Il 29 dicembre 2023, il Sudafrica ha portato Israele davanti alla Corte Internazionale di Giustizia per violazione della Convenzione sul genocidio. Il 26 gennaio 2024, la Corte ha emesso un'ordinanza vincolante che impone a Israele di prevenire atti genocidiari e garantire l'accesso agli aiuti umanitari. Israele dal canto suo così dome fa più o meno da sempre ha ignorato sistematicamente e totalmente queste ordinanze. E l'Occidente? Silenzio. O peggio: mentre stati come Brasile, Irlanda e Belize si sono uniti al caso contro Israele, gli Stati Uniti hanno definito l'accusa "priva di merito". Amnesty International ha dichiarato esplicitamente che gli stati che non rispettano la decisione della Corte infliggono "un grave colpo alla credibilità e alla fiducia nell'ordine legale internazionale". In altre parole: l'Occidente predica lo stato di diritto solo quando gli conviene.
La parola "genocidio" non viene più solo dall'opinione pubblica o dagli attivisti. Il 13 ottobre 2023 - appena sei giorni dopo l'attacco di Hamas - Raz Segal, studioso dell'Olocausto e del genocidio, lo definiva già "un caso da manuale di genocidio che si svolge davanti ai nostri occhi". Altri accademici di peso hanno seguito. Omer Bartov, docente di studi sull'Olocausto e genocidio ed ex militare dell'IDF, ha riconosciuto crimini di guerra e crimini contro l'umanità già nel novembre 2023, arrivando poi nel luglio 2024 alla "conclusione ineluttabile" che Israele sta commettendo un genocidio. Perfino ex politici israeliani lo ammettono: Moshe Yaalon, ex Ministro della Difesa, ha dichiarato nel dicembre 2024 che vengono commessi crimini di guerra. Ehud Olmert, ex Primo Ministro, ha concesso nel maggio 2024 che Israele sta commettendo crimini di guerra.
L'Institute for National Security Studies israeliano ha lanciato un avvertimento esplicito: la crescente opposizione democratica potrebbe rappresentare una minaccia esistenziale per il sostegno americano a Israele, specialmente in vista del prossimo Memorandum d'Intesa decennale sull'aiuto militare.

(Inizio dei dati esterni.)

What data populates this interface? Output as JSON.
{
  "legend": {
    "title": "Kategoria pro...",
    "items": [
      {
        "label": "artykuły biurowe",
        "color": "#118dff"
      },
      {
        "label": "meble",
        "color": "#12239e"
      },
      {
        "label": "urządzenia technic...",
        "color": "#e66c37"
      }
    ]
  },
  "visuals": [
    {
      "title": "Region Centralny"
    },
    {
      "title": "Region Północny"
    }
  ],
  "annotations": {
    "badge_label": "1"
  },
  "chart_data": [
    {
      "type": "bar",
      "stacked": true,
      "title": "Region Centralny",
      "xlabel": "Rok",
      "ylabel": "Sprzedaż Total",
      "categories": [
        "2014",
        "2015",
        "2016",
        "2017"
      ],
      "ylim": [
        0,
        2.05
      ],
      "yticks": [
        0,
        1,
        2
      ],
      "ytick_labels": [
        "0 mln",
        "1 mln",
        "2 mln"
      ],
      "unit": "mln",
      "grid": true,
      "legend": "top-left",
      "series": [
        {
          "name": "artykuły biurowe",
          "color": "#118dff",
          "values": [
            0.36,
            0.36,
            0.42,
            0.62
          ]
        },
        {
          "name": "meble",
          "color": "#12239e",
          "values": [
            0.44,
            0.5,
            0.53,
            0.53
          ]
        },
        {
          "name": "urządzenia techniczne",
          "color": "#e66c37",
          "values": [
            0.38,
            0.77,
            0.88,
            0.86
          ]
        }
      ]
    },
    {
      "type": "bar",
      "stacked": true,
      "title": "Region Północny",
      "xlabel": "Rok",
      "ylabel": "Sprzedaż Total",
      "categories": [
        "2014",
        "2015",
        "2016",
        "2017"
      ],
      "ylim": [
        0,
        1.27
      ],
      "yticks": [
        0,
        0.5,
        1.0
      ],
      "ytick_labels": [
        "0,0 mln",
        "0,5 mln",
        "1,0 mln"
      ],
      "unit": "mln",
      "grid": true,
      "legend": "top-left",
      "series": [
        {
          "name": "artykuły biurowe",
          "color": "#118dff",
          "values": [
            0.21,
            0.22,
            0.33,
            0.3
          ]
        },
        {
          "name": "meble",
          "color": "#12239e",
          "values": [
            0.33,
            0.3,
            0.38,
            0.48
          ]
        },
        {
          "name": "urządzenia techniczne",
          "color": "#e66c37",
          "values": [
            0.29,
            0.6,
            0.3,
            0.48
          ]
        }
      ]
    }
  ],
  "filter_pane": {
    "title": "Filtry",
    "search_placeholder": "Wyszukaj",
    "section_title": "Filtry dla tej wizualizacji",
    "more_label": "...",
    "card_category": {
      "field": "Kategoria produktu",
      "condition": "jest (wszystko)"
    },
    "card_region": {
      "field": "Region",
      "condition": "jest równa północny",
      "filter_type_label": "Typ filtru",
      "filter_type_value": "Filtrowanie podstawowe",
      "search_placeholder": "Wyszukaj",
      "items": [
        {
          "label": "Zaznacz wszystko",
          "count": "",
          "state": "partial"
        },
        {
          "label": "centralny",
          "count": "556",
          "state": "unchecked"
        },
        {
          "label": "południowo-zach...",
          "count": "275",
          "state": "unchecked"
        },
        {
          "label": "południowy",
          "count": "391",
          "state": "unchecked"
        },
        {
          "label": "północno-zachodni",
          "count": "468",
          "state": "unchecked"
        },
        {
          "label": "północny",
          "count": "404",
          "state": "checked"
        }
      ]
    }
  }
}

I democratici potrebbero riconquistare il Congresso nel 2026 e la presidenza nel 2028. E quando lo faranno, sarà con una generazione di elettori che considera Israele non un alleato democratico, ma uno stato che commette genocidio con armi americane.
Il consenso bipartisan su Israele - pilastro della politica estera americana per decenni - è in frantumi. Il 40% degli americani che accusa Israele di genocidio non è un dato anomalo: è il sintomo di una rottura epocale, di una classe politica completamente disconnessa dai propri cittadini, di un impero che continua a finanziare atrocità mentre la sua popolazione volta lo sguardo con disgusto.
La domanda non è più se questo sostegno sia sostenibile. La domanda è: quanto a lungo l'establishment americano potrà ancora ignorare milioni di cittadini che considerano il proprio governo complice di un genocidio?